I'm learning Haskell as a way of getting to grips with a new programming paradigm. I'm getting hung up on a specific, probably basic, issue. While I'm finding lots of documentation and other stack overflow questions, I feel like I am getting lost in the noise of other people's examples when trying to figure out how to get this working.
Critically, I'm not Just (aha) looking to get this working, I am also looking to understand the abstraction, which hitherto I'm definitely failing to do.
Let us say we have a list of Ints
x = [1, 2, 5]
To get the product of these Ints, I know that I can do:
result = foldr (*) 1 x
In the case where this list instead is of Maybe Ints, I'm trying to work out how to do something like
x = [Just 1, Just 2, Just 5, Nothing]
res_from_x = <magic_fold> (*) 1 x
-- res from x is Nothing
y = [Just 2, Just 3]
res_from_y = <magic_fold> (*) 1 y
-- res from y is 6
I'm sure there is a straightforward and idiomatic abstraction to this, but I've not managed to figure out how to manipulate fold or use foldM to meet this end.
You don't need any magic fold, you just need a suitable operator to fold with. Note that your problem doesn't really have anything to do with lists, you could just as well ask for
x₀ = Just 5
x₁ = Nothing
res_from_x = <magic_combo> (*) x₀ x₁
-- result is `Nothing`
y₀ = Just 2
y₁ = Just 3
res_from_y = <magic_combo> (*) y₀ y₁
-- result is `Just 6`
So you need some combinator that takes an operation Int -> Int -> Int and lifts it to an operation Maybe Int -> Maybe Int -> Maybe Int.
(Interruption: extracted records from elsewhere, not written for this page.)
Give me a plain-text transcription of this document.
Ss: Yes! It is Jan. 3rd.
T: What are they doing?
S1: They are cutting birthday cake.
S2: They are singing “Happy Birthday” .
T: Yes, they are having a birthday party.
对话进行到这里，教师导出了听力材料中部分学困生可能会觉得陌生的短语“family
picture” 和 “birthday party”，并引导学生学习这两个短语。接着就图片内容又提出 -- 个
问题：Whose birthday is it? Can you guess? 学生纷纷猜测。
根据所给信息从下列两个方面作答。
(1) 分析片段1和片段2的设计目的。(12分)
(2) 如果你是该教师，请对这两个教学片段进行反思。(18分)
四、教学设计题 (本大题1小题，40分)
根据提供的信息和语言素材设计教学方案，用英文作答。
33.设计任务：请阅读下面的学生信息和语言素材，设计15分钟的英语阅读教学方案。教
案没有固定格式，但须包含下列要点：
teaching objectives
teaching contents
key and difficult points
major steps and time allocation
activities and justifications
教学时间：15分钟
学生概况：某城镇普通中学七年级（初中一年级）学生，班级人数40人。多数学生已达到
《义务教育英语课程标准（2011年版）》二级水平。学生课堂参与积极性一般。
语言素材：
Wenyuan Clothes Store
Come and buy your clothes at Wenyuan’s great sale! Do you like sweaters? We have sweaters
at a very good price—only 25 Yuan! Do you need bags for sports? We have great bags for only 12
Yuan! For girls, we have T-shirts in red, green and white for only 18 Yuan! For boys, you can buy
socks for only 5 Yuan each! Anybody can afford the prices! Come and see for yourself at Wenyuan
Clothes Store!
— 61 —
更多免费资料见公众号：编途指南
Notice further that this combinator shouldn't actually require the operands to have type Int or any other particular type, because only the operation should be dealing with the actual values. So the type we're looking for seems to be
(a -> b -> c) -> Maybe a -> Maybe b -> Maybe c
Let's ask Hoogle about that, and it'll come back with
liftA2 :: Applicative f => (a -> b -> c) -> f a -> f b -> f c
...using the fact that Maybe is an instance of the Applicative class.
(Of course, the fact that liftA2 has the correct type doesn't prove that it actually does the right thing; you should always read the documentation and run some simple tests before using something that Hoogle suggests! But, in this case the first hit on Hoogle is indeed exactly what you should use.)